THE IMPORTANCE of being earnest in addressing global affairs is the main theme of this edition of Horizons, borrowing its title from a famous British play. It highlights the proposition that the most adequate framework for understanding international relations is one based on the realist paradigm of geopolitics. As indicated in our featured essays, such an approach is predicated on leaders exercising introspection at home and restraint abroad.
TO gain proper insight into the contemporary world and one’s place in it, decisionmakers across the globe need to take a long, hard look at their own assumptions and domestic resources—be they military, political, or socio-economic. When combined with dispassionate analyses of the competitive intentions and capabilities of others, they may become better equipped to make unsentimental judgments about the balance of power— both in their neighborhood and farther afield.
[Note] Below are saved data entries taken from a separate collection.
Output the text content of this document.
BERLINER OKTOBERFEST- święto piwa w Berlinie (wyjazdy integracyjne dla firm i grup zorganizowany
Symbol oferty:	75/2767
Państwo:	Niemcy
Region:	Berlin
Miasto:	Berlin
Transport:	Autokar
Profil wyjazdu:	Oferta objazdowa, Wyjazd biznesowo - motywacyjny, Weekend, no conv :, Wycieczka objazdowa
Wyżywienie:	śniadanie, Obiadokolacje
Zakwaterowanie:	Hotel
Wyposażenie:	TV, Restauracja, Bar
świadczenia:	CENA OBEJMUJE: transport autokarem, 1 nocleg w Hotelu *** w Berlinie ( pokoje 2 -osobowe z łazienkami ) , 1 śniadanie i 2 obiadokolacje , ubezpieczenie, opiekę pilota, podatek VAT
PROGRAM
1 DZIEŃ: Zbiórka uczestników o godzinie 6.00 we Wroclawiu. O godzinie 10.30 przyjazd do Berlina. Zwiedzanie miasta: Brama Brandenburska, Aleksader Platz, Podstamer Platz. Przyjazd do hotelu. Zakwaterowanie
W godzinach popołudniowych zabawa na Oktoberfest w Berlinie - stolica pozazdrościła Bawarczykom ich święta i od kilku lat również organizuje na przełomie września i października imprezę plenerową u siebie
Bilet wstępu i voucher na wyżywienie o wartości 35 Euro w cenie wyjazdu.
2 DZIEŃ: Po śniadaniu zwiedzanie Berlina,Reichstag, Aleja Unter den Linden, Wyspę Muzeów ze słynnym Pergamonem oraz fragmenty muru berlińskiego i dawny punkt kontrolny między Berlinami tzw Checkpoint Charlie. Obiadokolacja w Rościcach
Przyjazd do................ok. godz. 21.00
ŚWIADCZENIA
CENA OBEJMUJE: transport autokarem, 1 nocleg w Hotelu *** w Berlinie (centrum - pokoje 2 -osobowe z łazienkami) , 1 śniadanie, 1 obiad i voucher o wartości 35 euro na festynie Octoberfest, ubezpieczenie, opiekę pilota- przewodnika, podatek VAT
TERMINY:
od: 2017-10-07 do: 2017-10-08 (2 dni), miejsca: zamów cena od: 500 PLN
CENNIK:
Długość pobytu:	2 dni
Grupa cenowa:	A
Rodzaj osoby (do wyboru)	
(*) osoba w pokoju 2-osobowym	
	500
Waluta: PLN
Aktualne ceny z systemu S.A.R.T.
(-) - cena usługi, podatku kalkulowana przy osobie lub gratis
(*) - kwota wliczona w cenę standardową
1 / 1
LOOKING ahead, this also means coming to terms with the fact that the conduct of international relations in the time ahead will resemble less and less the way it has been practiced since the onset of the global economic crisis in 2008. In Robert D. Kaplan’s recent formulation, “globalization is becoming multicultural.”
THOSE who champion realism in geopolitics believe that rival conceptions come down to wishful thinking: reality distorted through nostalgia for a halcyon time or the tint of rosy-colored glasses—with foreign policymaking in danger of falling victim to the Scylla of inattention or the Charybdis of overstretch.
STATESMEN who recognize the importance of being earnest appreciate that no nation is invulnerable, no prerogative is permanent, no friend or ally is perfect, and no single cause is worth excluding all others. This last is particularly important for the great powers to internalize. The relationships they have with each other, and the influence they exercise by virtue of the might at their disposal, are too far-reaching and complex to be determined by a single dispute about any given issue or region.
OTHER essays we feature in these pages focus on nuclear proliferation; examine Trump’s foreign policy and Russian and Chinese reactions; discuss great power jostling in cyberspace; provide an assessment of the controversial R2P doctrine; and delve into Europe in the wake of the EU’s parliamentary elections. Each takes into account some unpleasant realities, as do the articles that address the (lack of) implementation of the United Nations 2030 Agenda for Sustainable Development. This last topic rarely falls within the purview of classical realism, which concerns itself most of all with improving conditions for self-preservation. Yet this is the fundamental purpose of the SDGs, too. Advocates of a Realpolitik approach to the conduct of international relations would be well advised to incorporate such a perspective into their worldview.